Saturday, June 29, 2013
Rules of the Road - Part 4
Be not wise in your own eyes; fear the LORD, and turn away from evil. It will be healing to your flesh and refreshment to your bones. (Proverbs 3:7-8 ESV).
Soon I will have been a father for 39 years! I have mentioned in other devotionals that there is nothing more special, more rewarding, more blessed, than to hear the words, I love you dad. I am very blessed in that I hear those words often from my three boys! I have made the transition from knowing very little (the teen years) to being a rusted friend and advisor (the adult years)! It is great!
For many of those years I was a Pastor as well. You might say a "spiritual father" even to many who were much older than I was, yet they treated me with great respect, and I always felt blessed by that position. Often, in both roles as father I had to administer some attitude adjustments, and the result wasn't always pleasant. But all in all, the office father (dad), and father (pastor), held pretty well.
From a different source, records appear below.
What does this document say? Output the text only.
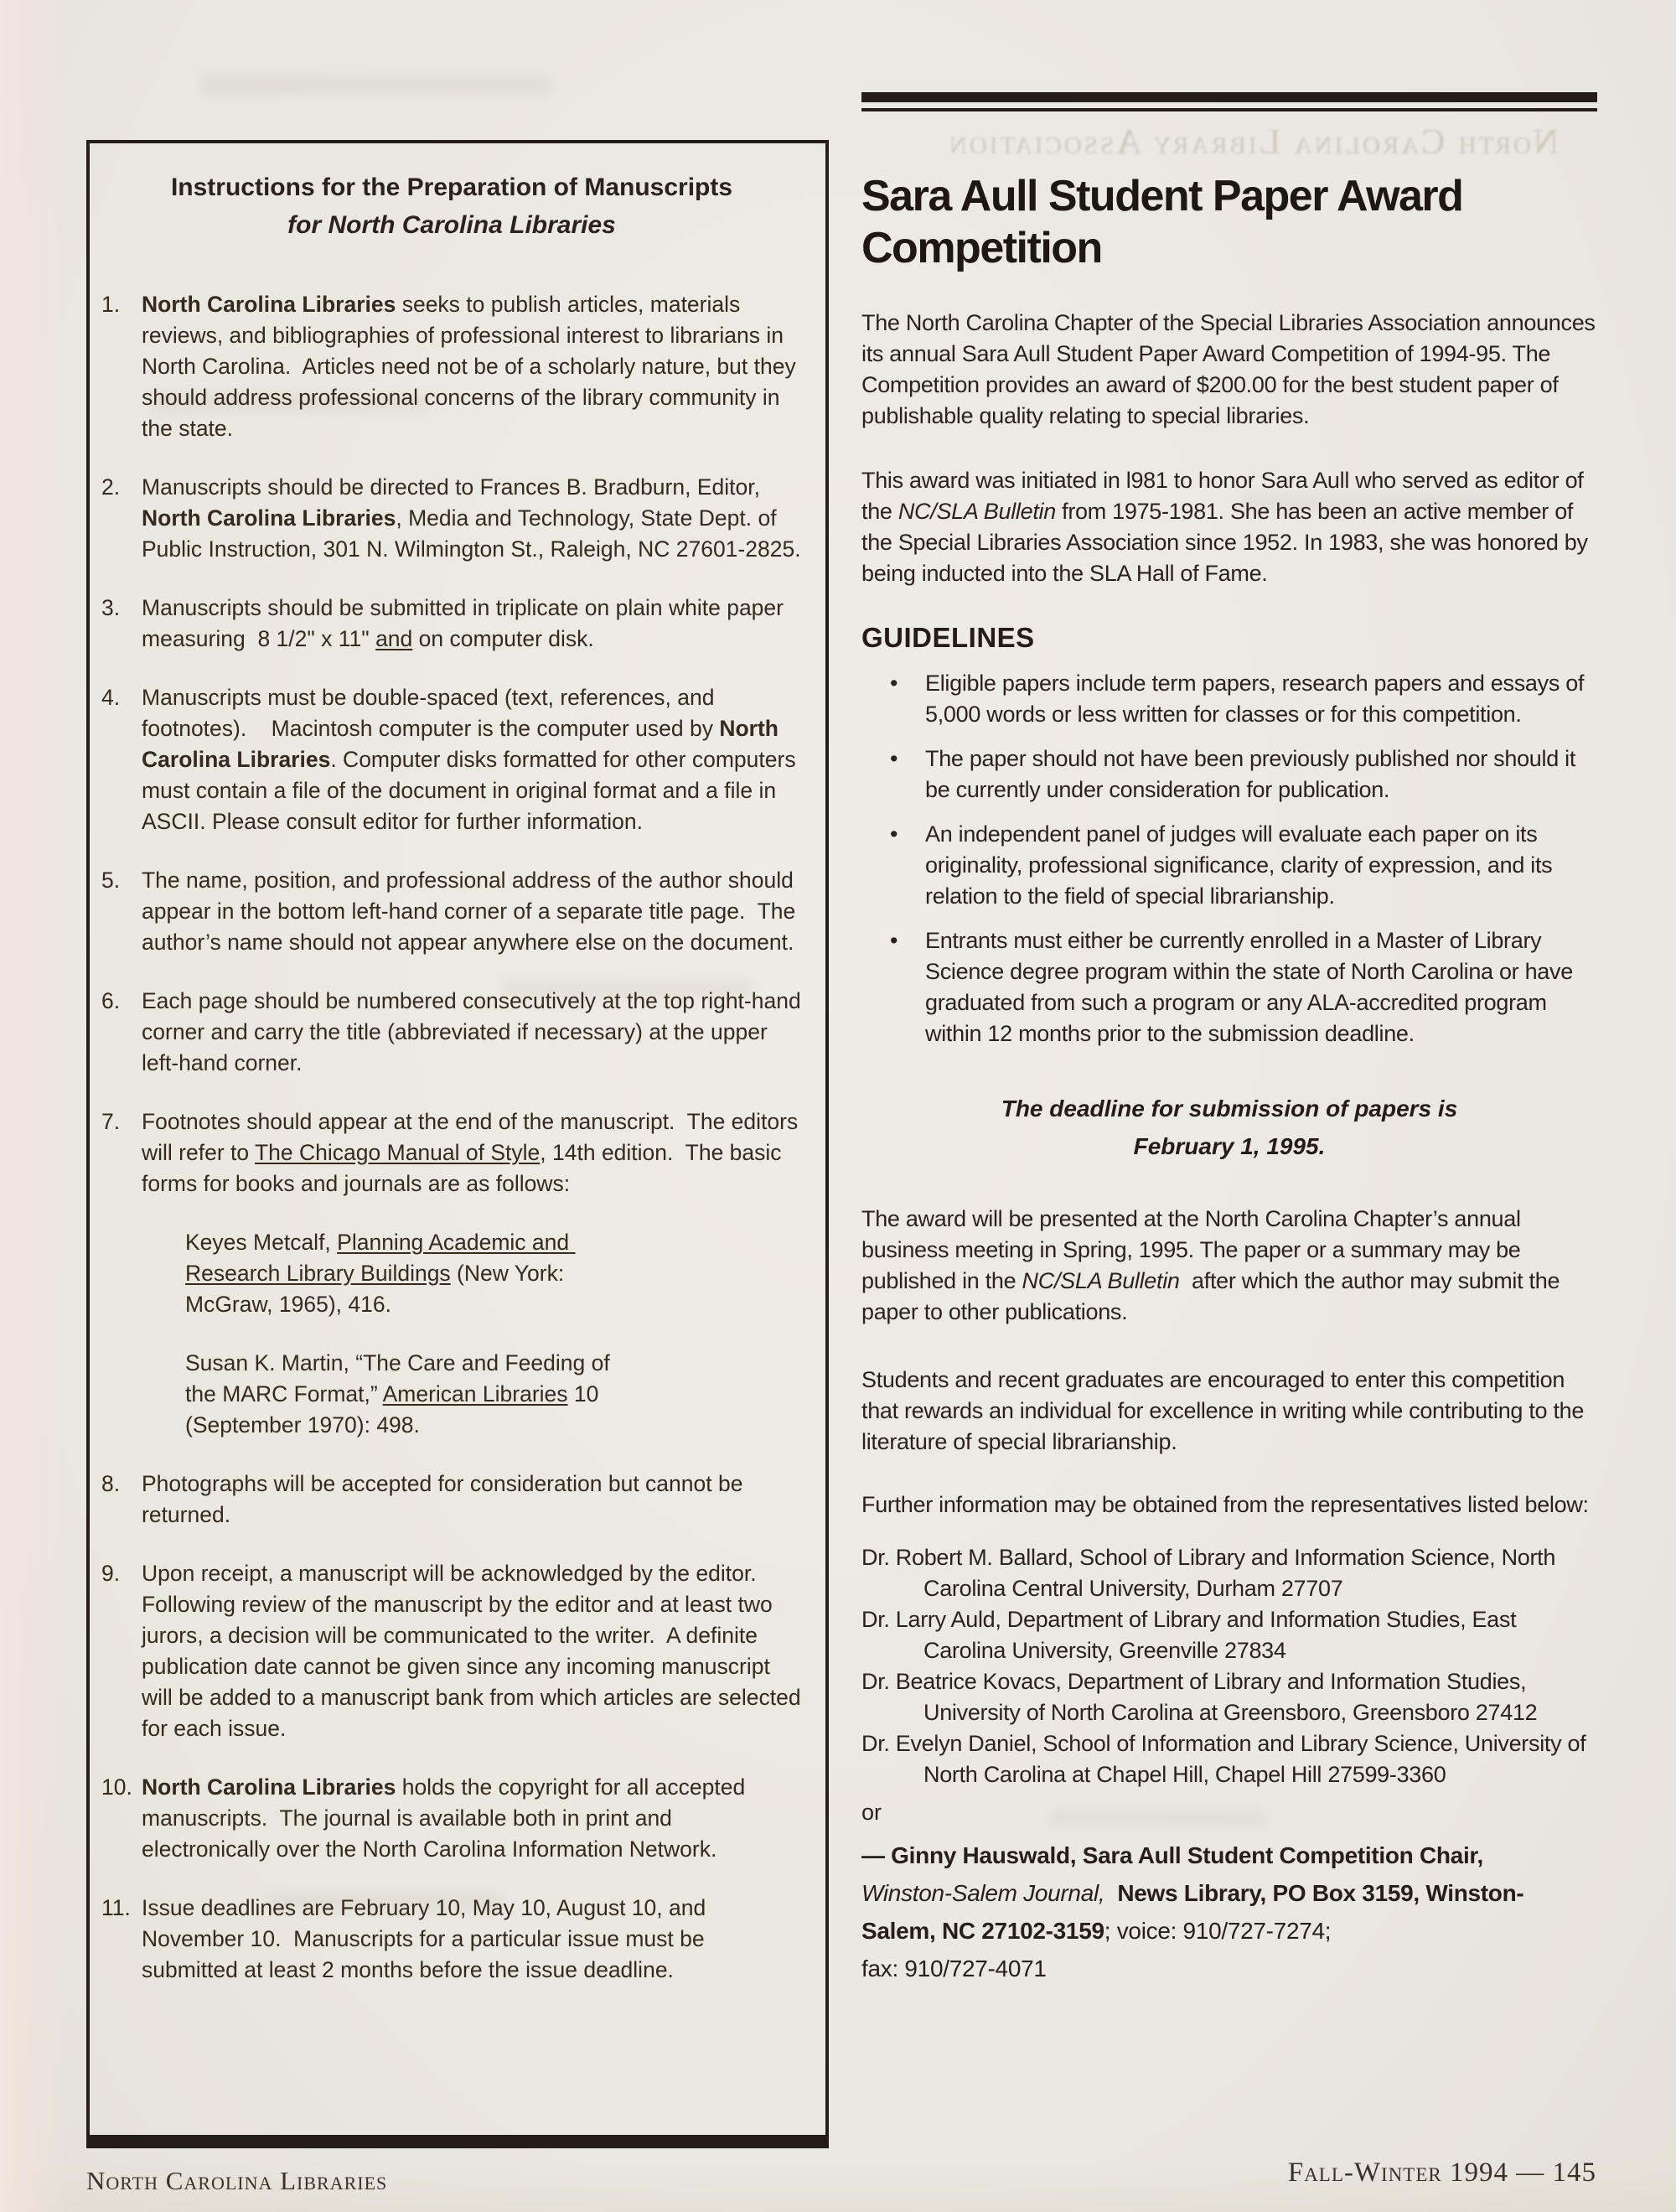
North Carolina Library Association
Instructions for the Preparation of Manuscripts
for North Carolina Libraries
1. North Carolina Libraries seeks to publish articles, materials reviews, and bibliographies of professional interest to librarians in North Carolina.  Articles need not be of a scholarly nature, but they should address professional concerns of the library community in the state.
2. Manuscripts should be directed to Frances B. Bradburn, Editor, North Carolina Libraries, Media and Technology, State Dept. of Public Instruction, 301 N. Wilmington St., Raleigh, NC 27601-2825.
3. Manuscripts should be submitted in triplicate on plain white paper measuring  8 1/2" x 11" and on computer disk.
4. Manuscripts must be double-spaced (text, references, and footnotes).    Macintosh computer is the computer used by North Carolina Libraries. Computer disks formatted for other computers must contain a file of the document in original format and a file in ASCII. Please consult editor for further information.
5. The name, position, and professional address of the author should appear in the bottom left-hand corner of a separate title page.  The author’s name should not appear anywhere else on the document.
6. Each page should be numbered consecutively at the top right-hand corner and carry the title (abbreviated if necessary) at the upper left-hand corner.
7. Footnotes should appear at the end of the manuscript.  The editors will refer to The Chicago Manual of Style, 14th edition.  The basic forms for books and journals are as follows:
Keyes Metcalf, Planning Academic and Research Library Buildings (New York: McGraw, 1965), 416.
Susan K. Martin, “The Care and Feeding of the MARC Format,” American Libraries 10 (September 1970): 498.
8. Photographs will be accepted for consideration but cannot be returned.
9. Upon receipt, a manuscript will be acknowledged by the editor.  Following review of the manuscript by the editor and at least two jurors, a decision will be communicated to the writer.  A definite publication date cannot be given since any incoming manuscript will be added to a manuscript bank from which articles are selected for each issue.
10. North Carolina Libraries holds the copyright for all accepted manuscripts.  The journal is available both in print and electronically over the North Carolina Information Network.
11. Issue deadlines are February 10, May 10, August 10, and November 10.  Manuscripts for a particular issue must be submitted at least 2 months before the issue deadline.
Sara Aull Student Paper Award
Competition

The North Carolina Chapter of the Special Libraries Association announces its annual Sara Aull Student Paper Award Competition of 1994-95. The Competition provides an award of $200.00 for the best student paper of publishable quality relating to special libraries.

This award was initiated in l981 to honor Sara Aull who served as editor of the NC/SLA Bulletin from 1975-1981. She has been an active member of the Special Libraries Association since 1952. In 1983, she was honored by being inducted into the SLA Hall of Fame.

GUIDELINES
•	Eligible papers include term papers, research papers and essays of 5,000 words or less written for classes or for this competition.
•	The paper should not have been previously published nor should it be currently under consideration for publication.
•	An independent panel of judges will evaluate each paper on its originality, professional significance, clarity of expression, and its relation to the field of special librarianship.
•	Entrants must either be currently enrolled in a Master of Library Science degree program within the state of North Carolina or have graduated from such a program or any ALA-accredited program within 12 months prior to the submission deadline.
The deadline for submission of papers is
February 1, 1995.

The award will be presented at the North Carolina Chapter’s annual business meeting in Spring, 1995. The paper or a summary may be published in the NC/SLA Bulletin  after which the author may submit the paper to other publications.

Students and recent graduates are encouraged to enter this competition that rewards an individual for excellence in writing while contributing to the literature of special librarianship.

Further information may be obtained from the representatives listed below:

Dr. Robert M. Ballard, School of Library and Information Science, North Carolina Central University, Durham 27707
Dr. Larry Auld, Department of Library and Information Studies, East Carolina University, Greenville 27834
Dr. Beatrice Kovacs, Department of Library and Information Studies, University of North Carolina at Greensboro, Greensboro 27412
Dr. Evelyn Daniel, School of Information and Library Science, University of North Carolina at Chapel Hill, Chapel Hill 27599-3360
or
— Ginny Hauswald, Sara Aull Student Competition Chair,
Winston-Salem Journal, News Library, PO Box 3159, Winston-Salem, NC 27102-3159; voice: 910/727-7274;
fax: 910/727-4071
North Carolina Libraries	Fall-Winter 1994 — 145
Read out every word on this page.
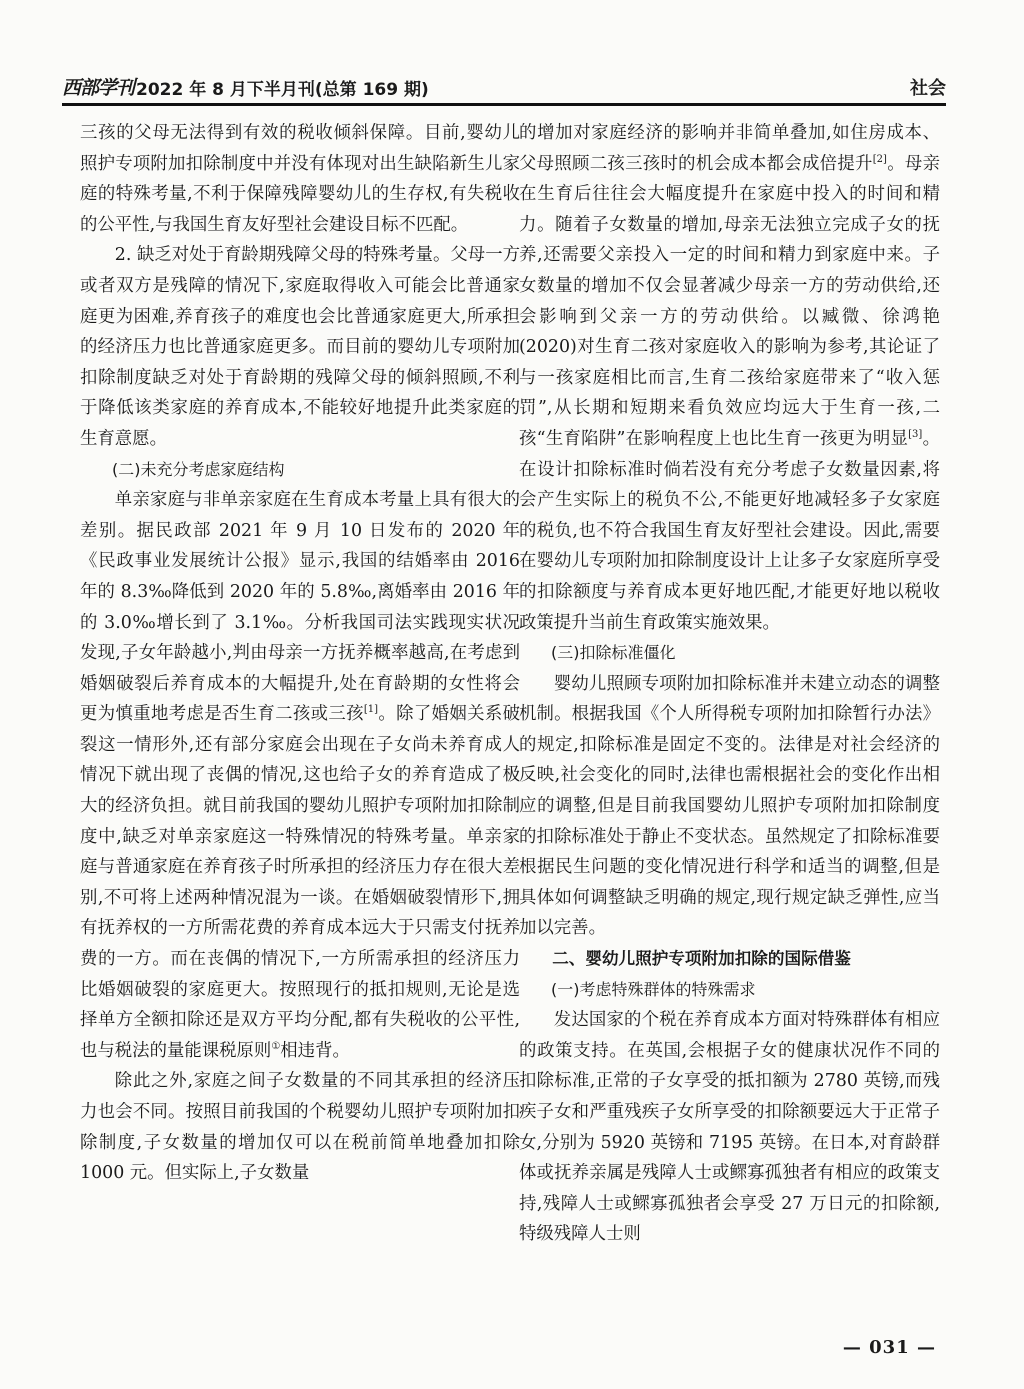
西部学刊 2022 年 8 月下半月刊(总第 169 期)	社会

三孩的父母无法得到有效的税收倾斜保障。目前,婴幼儿照护专项附加扣除制度中并没有体现对出生缺陷新生儿家庭的特殊考量,不利于保障残障婴幼儿的生存权,有失税收的公平性,与我国生育友好型社会建设目标不匹配。

2. 缺乏对处于育龄期残障父母的特殊考量。父母一方或者双方是残障的情况下,家庭取得收入可能会比普通家庭更为困难,养育孩子的难度也会比普通家庭更大,所承担的经济压力也比普通家庭更多。而目前的婴幼儿专项附加扣除制度缺乏对处于育龄期的残障父母的倾斜照顾,不利于降低该类家庭的养育成本,不能较好地提升此类家庭的生育意愿。

(二)未充分考虑家庭结构

单亲家庭与非单亲家庭在生育成本考量上具有很大的差别。据民政部 2021 年 9 月 10 日发布的 2020 年《民政事业发展统计公报》显示,我国的结婚率由 2016 年的 8.3‰降低到 2020 年的 5.8‰,离婚率由 2016 年的 3.0‰增长到了 3.1‰。分析我国司法实践现实状况发现,子女年龄越小,判由母亲一方抚养概率越高,在考虑到婚姻破裂后养育成本的大幅提升,处在育龄期的女性将会更为慎重地考虑是否生育二孩或三孩[1]。除了婚姻关系破裂这一情形外,还有部分家庭会出现在子女尚未养育成人情况下就出现了丧偶的情况,这也给子女的养育造成了极大的经济负担。就目前我国的婴幼儿照护专项附加扣除制度中,缺乏对单亲家庭这一特殊情况的特殊考量。单亲家庭与普通家庭在养育孩子时所承担的经济压力存在很大差别,不可将上述两种情况混为一谈。在婚姻破裂情形下,拥有抚养权的一方所需花费的养育成本远大于只需支付抚养费的一方。而在丧偶的情况下,一方所需承担的经济压力比婚姻破裂的家庭更大。按照现行的抵扣规则,无论是选择单方全额扣除还是双方平均分配,都有失税收的公平性,也与税法的量能课税原则①相违背。

除此之外,家庭之间子女数量的不同其承担的经济压力也会不同。按照目前我国的个税婴幼儿照护专项附加扣除制度,子女数量的增加仅可以在税前简单地叠加扣除 1000 元。但实际上,子女数量

的增加对家庭经济的影响并非简单叠加,如住房成本、父母照顾二孩三孩时的机会成本都会成倍提升[2]。母亲在生育后往往会大幅度提升在家庭中投入的时间和精力。随着子女数量的增加,母亲无法独立完成子女的抚养,还需要父亲投入一定的时间和精力到家庭中来。子女数量的增加不仅会显著减少母亲一方的劳动供给,还会影响到父亲一方的劳动供给。以臧微、徐鸿艳(2020)对生育二孩对家庭收入的影响为参考,其论证了与一孩家庭相比而言,生育二孩给家庭带来了“收入惩罚”,从长期和短期来看负效应均远大于生育一孩,二孩“生育陷阱”在影响程度上也比生育一孩更为明显[3]。在设计扣除标准时倘若没有充分考虑子女数量因素,将会产生实际上的税负不公,不能更好地减轻多子女家庭的税负,也不符合我国生育友好型社会建设。因此,需要在婴幼儿专项附加扣除制度设计上让多子女家庭所享受的扣除额度与养育成本更好地匹配,才能更好地以税收政策提升当前生育政策实施效果。

(三)扣除标准僵化

婴幼儿照顾专项附加扣除标准并未建立动态的调整机制。根据我国《个人所得税专项附加扣除暂行办法》的规定,扣除标准是固定不变的。法律是对社会经济的反映,社会变化的同时,法律也需根据社会的变化作出相应的调整,但是目前我国婴幼儿照护专项附加扣除制度的扣除标准处于静止不变状态。虽然规定了扣除标准要根据民生问题的变化情况进行科学和适当的调整,但是具体如何调整缺乏明确的规定,现行规定缺乏弹性,应当加以完善。

二、婴幼儿照护专项附加扣除的国际借鉴

(一)考虑特殊群体的特殊需求

发达国家的个税在养育成本方面对特殊群体有相应的政策支持。在英国,会根据子女的健康状况作不同的扣除标准,正常的子女享受的抵扣额为 2780 英镑,而残疾子女和严重残疾子女所享受的扣除额要远大于正常子女,分别为 5920 英镑和 7195 英镑。在日本,对育龄群体或抚养亲属是残障人士或鳏寡孤独者有相应的政策支持,残障人士或鳏寡孤独者会享受 27 万日元的扣除额,特级残障人士则

— 031 —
Today’s fourth “rule for the road” contains an entreaty to fear the Lord and to turn your back on evil. The promise that follows is that we will have “renewed health and vitality.” It speaks to me of those better times in life, when you actually hear the crickets singing and catch the glow of the sunset, rocking in your easy chair out on the back porch after a long hard day. You glance up to catch a glimpse of it all, and for a moment it's almost as though your heart stops while you countdown the last seconds of daylight, waiting for the encapsulating call of a hoot owl, and the patter of little feet as they scamper out on the porch to crawl up in daddy's lap for that last kiss good night.
So I'm a dreamer, but I have had days like that. And I know how I felt inside, and it was, if I could borrow the Campbell's Soup slogan, "Um, Um, GOOD! It was what families were once made of. It was the marrow that held would-be "broken" bones together, wrapped in the "muscle" of family. Oh, you may think you are too big to be crawling up into anyone's lap for those late-night kisses, and your sunset might be nothing more than the fade of daylight through a window in your office building or place of employment. The singing of the crickets so many of us take for granted, may be nothing more to you than your car radio trying to keep yourself alert and awake while you drive home to hamburger helper, kids screaming; and the only encapsulating call of the wild you hear is the neighbor's dog barking or the blaring sounds of the television playing the same episode of Friends that you've seen three weeks straight. Talk about "defining moments".
The point is that there is no greater enemy to the "power" of faith, and the reverential fear of God in the heart, than the conceitedness of our own wisdom, our own self-sufficiency. In fact, many who have become "self-sufficient", and have utilized "God-given" talents to catapult themselves to a place of wealth and success find it hard to hear God, or even listen for Him. For those who live in the reverential fear and admonition of the Lord, our encouragement is promised in that it shall be as nourishing as a well rounded meal, and will strengthen and calm our hearts through prudence, temperance, and sobriety, the calmness and composure of mind, and a good sense of proper appetites and passions, which our faith teaches. Crawl up in God’s lap again! You won’t be disappointed!